Alguns especialistas apostam em uma alta de até 10% num futuro próximo. Porém, há quem considere que não há mais espaço para a elevação de preços.

“Historicamente, quando o crédito é mais acessível, os preços dos imóveis inflam, porque os brasileiros compram o financiamento, não o imóvel”, afirma Celso Grisi, diretor presidente do Instituto de Pesquisa Fractal. Ou seja, independentemente da valorização do imóvel, se as parcelas do empréstimo cabem no bolso do consumidor — e é essa a conta que ele normalmente faz –, ele opta pela compra.

“Aposto em uma retomada da alta dos preços na casa de 5% a 10% num primeiro momento”, diz Grisi, considerando a lei da oferta e da procura.

A alta nos preços é possível na avaliação do Sindicato da Habitação (Secovi-SP), mas em um futuro não tão próximo. “Os preços só vão subir quando os bancos puderem baixar os juros do crédito imobiliário. Mas como eles podem fazer isso agora, se a grande massa que gera o recurso da poupança para aplicação ainda tem rendimento antigo?”, questiona o presidente do sindicato, Claudio Bernardes.

Independentemente da mudança na caderneta, os bancos já vinham numa tendência de corte dos juros imobiliários. Na semana passada, Caixa Econômica Federal e Citibank reduziram suas taxas.

Eduardo Zaidan, vice-presidente de economia do Sindicato da Construção de São Paulo (Sinduscon-SP), tem uma visão diferente: quem decide o preço é quem compra. Segundo ele, o consumidor só escolhe o que pode pagar. “Não adianta o empresário colocar um imóvel mais caro do que a população pode pagar, porque não vai vender. Se ele aumentar o preço, terá prejuízo.”

Construir mais
Para o especialista, caso a procura cresça, o mercado vai ter de aumentar a oferta, e não subir os preços. “Temos espaço territorial para construir mais”, avalia Zaidan.

José Augusto Viana Neto, presidente do Conselho Regional de Corretores de Imóveis (Creci), concorda com o executivo do Sinduscon. “O aquecimento do mercado aumentará com a redução dos juros, mas não acredito em uma valorização expressiva dos imóveis. A faixa salarial não está muito compatível com o mercado imobiliário”, diz.

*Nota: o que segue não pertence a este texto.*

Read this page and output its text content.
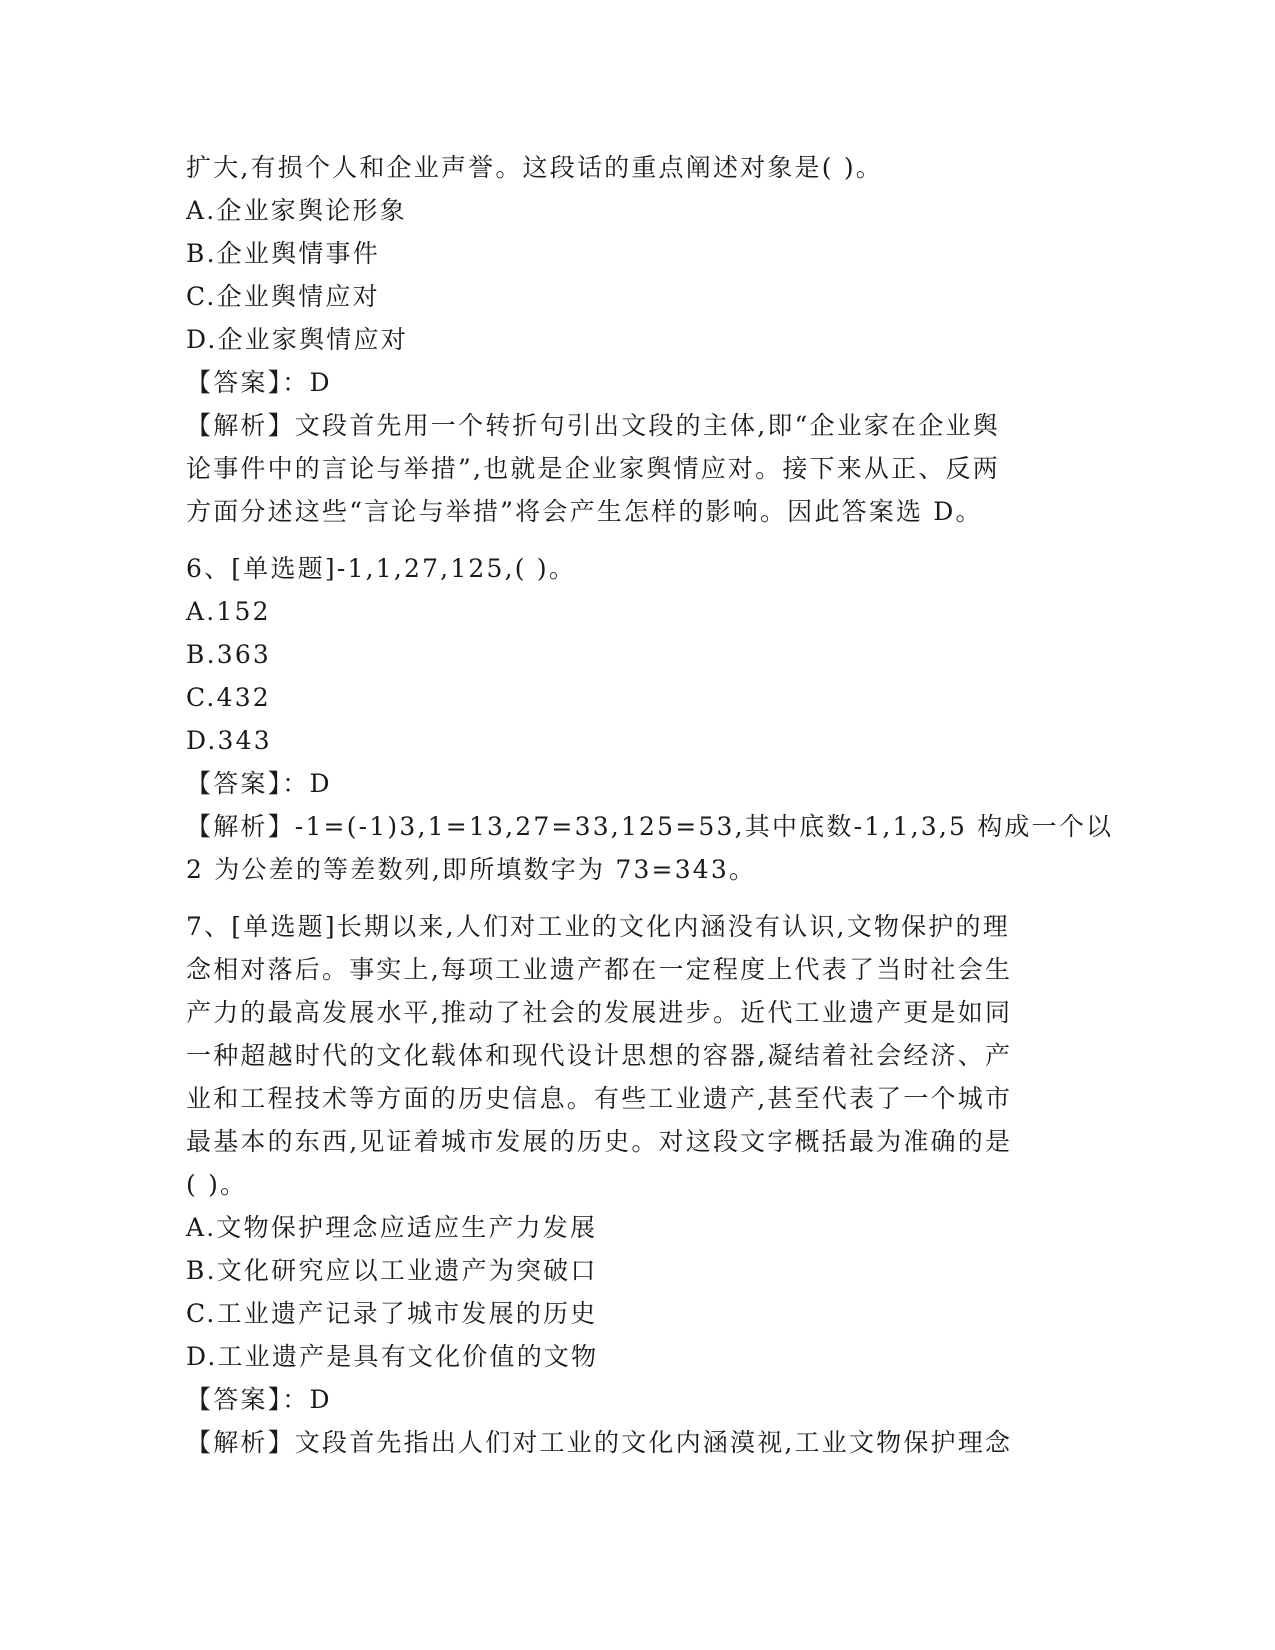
扩大,有损个人和企业声誉。这段话的重点阐述对象是( )。
A.企业家舆论形象
B.企业舆情事件
C.企业舆情应对
D.企业家舆情应对
【答案】：D
【解析】文段首先用一个转折句引出文段的主体,即“企业家在企业舆
论事件中的言论与举措”,也就是企业家舆情应对。接下来从正、反两
方面分述这些“言论与举措”将会产生怎样的影响。因此答案选 D。
6、[单选题]-1,1,27,125,( )。
A.152
B.363
C.432
D.343
【答案】：D
【解析】-1=(-1)3,1=13,27=33,125=53,其中底数-1,1,3,5 构成一个以
2 为公差的等差数列,即所填数字为 73=343。
7、[单选题]长期以来,人们对工业的文化内涵没有认识,文物保护的理
念相对落后。事实上,每项工业遗产都在一定程度上代表了当时社会生
产力的最高发展水平,推动了社会的发展进步。近代工业遗产更是如同
一种超越时代的文化载体和现代设计思想的容器,凝结着社会经济、产
业和工程技术等方面的历史信息。有些工业遗产,甚至代表了一个城市
最基本的东西,见证着城市发展的历史。对这段文字概括最为准确的是
( )。
A.文物保护理念应适应生产力发展
B.文化研究应以工业遗产为突破口
C.工业遗产记录了城市发展的历史
D.工业遗产是具有文化价值的文物
【答案】：D
【解析】文段首先指出人们对工业的文化内涵漠视,工业文物保护理念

Enquanto isso, os preços dos imóveis ainda estão subindo, embora, em um ritmo mais lento. O índice FipeZap, que mede o valor dos imóveis com base nos anúncios colocados na internet, subiu 1,2% em abril, após alta de 1,4% em março e 1,5% em fevereiro em todo o País.

O indicador é calculado pela Fundação Instituto de Pesquisas Econômicas (Fipe). Em 12 meses até abril, a venda do metro quadrado dos apartamentos prontos anunciados acumula alta de 21,8%.